Estrutura do esquema: pagamentos ilícitos e percentuais inconstitucionais
A investigação identificou dois modelos principais de propina: uma ‘mesada’ fixa de R$ 70 mil mensais paga pela Federação das Empresas de Transportes de Passageiros do Rio de Janeiro (Fetranspor) aos conselheiros entre maio de 2015 e março de 2016, totalizando R$ 3,8 milhões. Além disso, empresas contratadas pela Secretaria de Obras do estado pagavam percentuais equivalentes a 1% do valor de contratos superiores a R$ 5 milhões. Esses recursos eram distribuídos entre os membros da corte, conforme documentos apreendidos pela Polícia Federal.
Personagens centrais: Aloysio Neves Guedes e a defesa da competência do STJ
Aloysio Neves Guedes, alvo principal da ação penal, aposentou-se compulsoriamente em fevereiro de 2022, passando a receber proventos mensais de R$ 42.500, conforme publicação no Diário Oficial. Sua defesa sustenta que a aposentadoria extinguiu a competência do STJ para julgar o caso, propondo que o processo seja remetido à primeira instância. No entanto, a ministra relatora Isabel Gallotti, em voto apresentado ao colegiado, rechaça essa tese, argumentando que a conexão entre os crimes dos réus justifica a permanência do julgamento no tribunal superior.
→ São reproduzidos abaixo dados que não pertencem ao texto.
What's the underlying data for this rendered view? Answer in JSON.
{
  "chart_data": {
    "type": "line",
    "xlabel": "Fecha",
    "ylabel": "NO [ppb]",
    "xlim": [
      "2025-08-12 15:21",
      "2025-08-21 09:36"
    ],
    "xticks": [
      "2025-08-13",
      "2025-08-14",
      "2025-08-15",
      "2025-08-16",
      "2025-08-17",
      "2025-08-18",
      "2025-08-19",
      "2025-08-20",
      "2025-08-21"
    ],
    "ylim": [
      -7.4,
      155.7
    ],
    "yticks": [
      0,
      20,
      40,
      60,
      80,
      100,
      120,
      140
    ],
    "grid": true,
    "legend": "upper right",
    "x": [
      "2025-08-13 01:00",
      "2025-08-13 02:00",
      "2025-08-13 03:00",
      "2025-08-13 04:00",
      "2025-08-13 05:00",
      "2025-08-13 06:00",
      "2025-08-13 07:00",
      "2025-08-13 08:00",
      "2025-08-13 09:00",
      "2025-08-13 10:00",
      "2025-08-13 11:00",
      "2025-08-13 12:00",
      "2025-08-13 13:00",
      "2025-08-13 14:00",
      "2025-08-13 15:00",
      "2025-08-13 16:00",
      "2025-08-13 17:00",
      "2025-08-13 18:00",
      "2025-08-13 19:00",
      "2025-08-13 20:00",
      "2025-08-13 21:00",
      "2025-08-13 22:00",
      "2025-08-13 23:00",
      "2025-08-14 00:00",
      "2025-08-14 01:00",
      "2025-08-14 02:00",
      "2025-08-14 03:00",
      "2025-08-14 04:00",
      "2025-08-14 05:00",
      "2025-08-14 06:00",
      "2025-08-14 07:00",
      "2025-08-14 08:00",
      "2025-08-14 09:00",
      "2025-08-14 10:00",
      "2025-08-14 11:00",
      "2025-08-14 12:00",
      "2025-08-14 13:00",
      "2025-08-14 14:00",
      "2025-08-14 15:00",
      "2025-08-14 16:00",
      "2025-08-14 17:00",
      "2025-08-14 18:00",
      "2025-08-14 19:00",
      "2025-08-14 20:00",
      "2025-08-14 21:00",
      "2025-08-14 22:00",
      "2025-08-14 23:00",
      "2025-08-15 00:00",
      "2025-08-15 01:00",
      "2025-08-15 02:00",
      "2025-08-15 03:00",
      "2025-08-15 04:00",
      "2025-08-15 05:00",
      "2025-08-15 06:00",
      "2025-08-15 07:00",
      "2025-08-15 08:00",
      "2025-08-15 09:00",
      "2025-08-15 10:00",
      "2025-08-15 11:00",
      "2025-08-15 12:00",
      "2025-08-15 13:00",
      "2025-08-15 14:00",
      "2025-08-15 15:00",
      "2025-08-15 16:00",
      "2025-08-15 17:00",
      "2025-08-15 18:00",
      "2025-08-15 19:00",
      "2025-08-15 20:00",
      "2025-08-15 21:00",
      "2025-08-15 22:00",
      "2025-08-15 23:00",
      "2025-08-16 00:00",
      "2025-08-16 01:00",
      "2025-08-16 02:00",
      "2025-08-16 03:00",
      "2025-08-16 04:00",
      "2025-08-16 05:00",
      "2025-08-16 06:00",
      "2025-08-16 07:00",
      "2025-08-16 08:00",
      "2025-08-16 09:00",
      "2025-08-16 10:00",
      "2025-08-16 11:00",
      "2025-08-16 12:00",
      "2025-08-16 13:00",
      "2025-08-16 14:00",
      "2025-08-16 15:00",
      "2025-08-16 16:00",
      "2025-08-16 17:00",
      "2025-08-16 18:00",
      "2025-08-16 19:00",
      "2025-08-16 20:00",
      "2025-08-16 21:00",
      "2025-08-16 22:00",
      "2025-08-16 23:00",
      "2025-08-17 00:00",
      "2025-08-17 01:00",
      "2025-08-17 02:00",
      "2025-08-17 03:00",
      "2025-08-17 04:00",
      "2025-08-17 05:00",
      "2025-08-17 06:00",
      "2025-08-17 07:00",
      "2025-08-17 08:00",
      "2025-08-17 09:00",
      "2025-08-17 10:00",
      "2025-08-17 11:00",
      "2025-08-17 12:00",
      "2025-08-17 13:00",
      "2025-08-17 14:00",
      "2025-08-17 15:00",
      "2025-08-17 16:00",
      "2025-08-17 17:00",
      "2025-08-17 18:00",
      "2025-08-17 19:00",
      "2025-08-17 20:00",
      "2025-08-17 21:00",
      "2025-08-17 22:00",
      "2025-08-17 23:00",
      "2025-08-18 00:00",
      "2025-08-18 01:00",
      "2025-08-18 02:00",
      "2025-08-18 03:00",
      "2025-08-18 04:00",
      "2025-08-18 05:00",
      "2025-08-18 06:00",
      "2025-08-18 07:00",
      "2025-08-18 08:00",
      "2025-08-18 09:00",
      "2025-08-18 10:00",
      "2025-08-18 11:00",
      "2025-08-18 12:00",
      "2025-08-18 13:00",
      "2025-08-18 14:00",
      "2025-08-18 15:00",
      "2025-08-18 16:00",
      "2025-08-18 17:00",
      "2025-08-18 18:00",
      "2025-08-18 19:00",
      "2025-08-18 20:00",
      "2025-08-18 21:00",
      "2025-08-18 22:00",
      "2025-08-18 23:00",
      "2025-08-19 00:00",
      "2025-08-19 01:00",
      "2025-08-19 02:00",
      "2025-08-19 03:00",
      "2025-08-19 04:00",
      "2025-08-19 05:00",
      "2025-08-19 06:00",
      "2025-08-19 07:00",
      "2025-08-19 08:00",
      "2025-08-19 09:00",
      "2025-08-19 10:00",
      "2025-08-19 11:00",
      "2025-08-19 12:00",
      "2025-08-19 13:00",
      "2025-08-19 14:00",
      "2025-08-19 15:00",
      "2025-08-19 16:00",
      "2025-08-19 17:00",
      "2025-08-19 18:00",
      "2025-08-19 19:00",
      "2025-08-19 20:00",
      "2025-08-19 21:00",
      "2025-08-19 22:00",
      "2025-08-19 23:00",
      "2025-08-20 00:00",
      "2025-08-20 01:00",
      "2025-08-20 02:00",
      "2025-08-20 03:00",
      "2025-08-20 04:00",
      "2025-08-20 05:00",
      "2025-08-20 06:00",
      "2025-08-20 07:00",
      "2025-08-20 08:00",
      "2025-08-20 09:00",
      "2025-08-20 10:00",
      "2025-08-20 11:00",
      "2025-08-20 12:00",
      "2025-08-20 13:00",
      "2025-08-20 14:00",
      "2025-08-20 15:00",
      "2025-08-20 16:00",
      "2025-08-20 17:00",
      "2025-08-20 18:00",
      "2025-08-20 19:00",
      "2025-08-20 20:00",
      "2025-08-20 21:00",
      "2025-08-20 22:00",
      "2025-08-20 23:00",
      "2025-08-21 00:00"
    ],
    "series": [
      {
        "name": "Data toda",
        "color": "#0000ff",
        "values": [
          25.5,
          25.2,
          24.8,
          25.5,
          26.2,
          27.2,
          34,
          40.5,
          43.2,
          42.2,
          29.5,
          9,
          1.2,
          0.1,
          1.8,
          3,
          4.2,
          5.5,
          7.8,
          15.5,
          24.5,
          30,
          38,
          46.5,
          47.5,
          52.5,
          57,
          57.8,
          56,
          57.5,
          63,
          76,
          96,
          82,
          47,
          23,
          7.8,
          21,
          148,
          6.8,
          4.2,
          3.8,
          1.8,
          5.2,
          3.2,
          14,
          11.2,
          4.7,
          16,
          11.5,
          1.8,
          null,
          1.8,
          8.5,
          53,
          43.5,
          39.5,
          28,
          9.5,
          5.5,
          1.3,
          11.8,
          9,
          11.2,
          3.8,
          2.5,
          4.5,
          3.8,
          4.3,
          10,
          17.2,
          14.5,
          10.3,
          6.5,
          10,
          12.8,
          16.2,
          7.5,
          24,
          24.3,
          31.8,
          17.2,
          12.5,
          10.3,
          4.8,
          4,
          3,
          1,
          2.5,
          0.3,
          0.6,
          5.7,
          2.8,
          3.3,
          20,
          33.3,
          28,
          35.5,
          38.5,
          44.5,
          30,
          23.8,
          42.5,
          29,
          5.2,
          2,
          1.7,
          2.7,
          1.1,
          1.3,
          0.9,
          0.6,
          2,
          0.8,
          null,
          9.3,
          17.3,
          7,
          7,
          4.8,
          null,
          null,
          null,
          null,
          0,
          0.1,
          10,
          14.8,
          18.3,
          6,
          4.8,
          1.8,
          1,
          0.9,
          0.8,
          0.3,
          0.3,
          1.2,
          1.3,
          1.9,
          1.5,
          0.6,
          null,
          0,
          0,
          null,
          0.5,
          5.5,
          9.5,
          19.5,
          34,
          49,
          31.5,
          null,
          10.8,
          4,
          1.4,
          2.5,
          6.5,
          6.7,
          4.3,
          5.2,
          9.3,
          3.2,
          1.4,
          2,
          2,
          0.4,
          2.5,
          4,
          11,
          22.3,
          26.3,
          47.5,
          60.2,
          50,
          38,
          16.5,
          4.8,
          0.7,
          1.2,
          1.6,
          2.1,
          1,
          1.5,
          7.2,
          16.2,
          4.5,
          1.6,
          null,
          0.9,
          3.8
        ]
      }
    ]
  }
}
Argumentos da relatora: conexão probatória e risco de decisões conflitantes
Em sua fundamentação, a ministra Gallotti destaca que os crimes atribuídos aos réus apresentam ‘conexão subjetiva e probatória’, ou seja, as provas coletadas em relação a um investigado influenciam diretamente a análise das condutas dos demais. A magistrada também ressalta que a instrução processual está em fase avançada, com todas as testemunhas já ouvidas e apenas os interrogatórios dos acusados pendentes. Dividir o processo neste estágio, segundo ela, poderia ‘prejudicar a busca conjunta da verdade’ e ensejar decisões contraditórias entre os réus, comprometendo a celeridade e a eficiência da Justiça.
Desdobramentos processuais: cronologia e próximos passos
A ação penal teve início após denúncia do MPF protocolada em 2019. O STJ, ao analisar o caso, destacou em sua decisão de recebimento a gravidade dos fatos, especialmente por envolverem desvios de recursos públicos durante um período prolongado. Caso a Corte Especial mantenha a competência para julgar o caso, os réus serão submetidos a interrogatório antes da apresentação de alegações finais. A previsão é de que o julgamento seja concluído ainda em 2026, com eventual condenação podendo resultar em penas de reclusão e perda do cargo público, mesmo após a aposentadoria.
Impacto institucional: reflexos no sistema de controle externo
Este caso integra um conjunto de investigações que expõem fragilidades históricas no sistema de controle externo brasileiro. Especialistas em direito administrativo destacam que a atuação de cortes de contas como a do Rio de Janeiro deve ser pautada pela transparência e rigor técnico, sob pena de se tornarem instrumentos de perpetuação de privilégios em detrimento do interesse público. A decisão do STJ nesta segunda-feira (11/05) poderá estabelecer um precedente importante para casos similares envolvendo agentes públicos aposentados.
Perspectivas: sociedade civil e entidades de fiscalização acompanham julgamento
Organizações da sociedade civil, como a Transparência Internacional Brasil e o Movimento de Combate à Corrupção Eleitoral (MCCE), acompanham o julgamento com expectativa de que a Justiça dê um sinal claro contra a impunidade. O caso também reforça a necessidade de reformas estruturais nos tribunais de contas estaduais, incluindo maior independência funcional de seus membros e mecanismos mais eficazes de fiscalização interna e externa. Para a população fluminense, a resolução do processo representa a possibilidade de recuperação de recursos desviados, estimados em milhões de reais, que poderiam ter sido aplicados em áreas como saúde, educação e infraestrutura.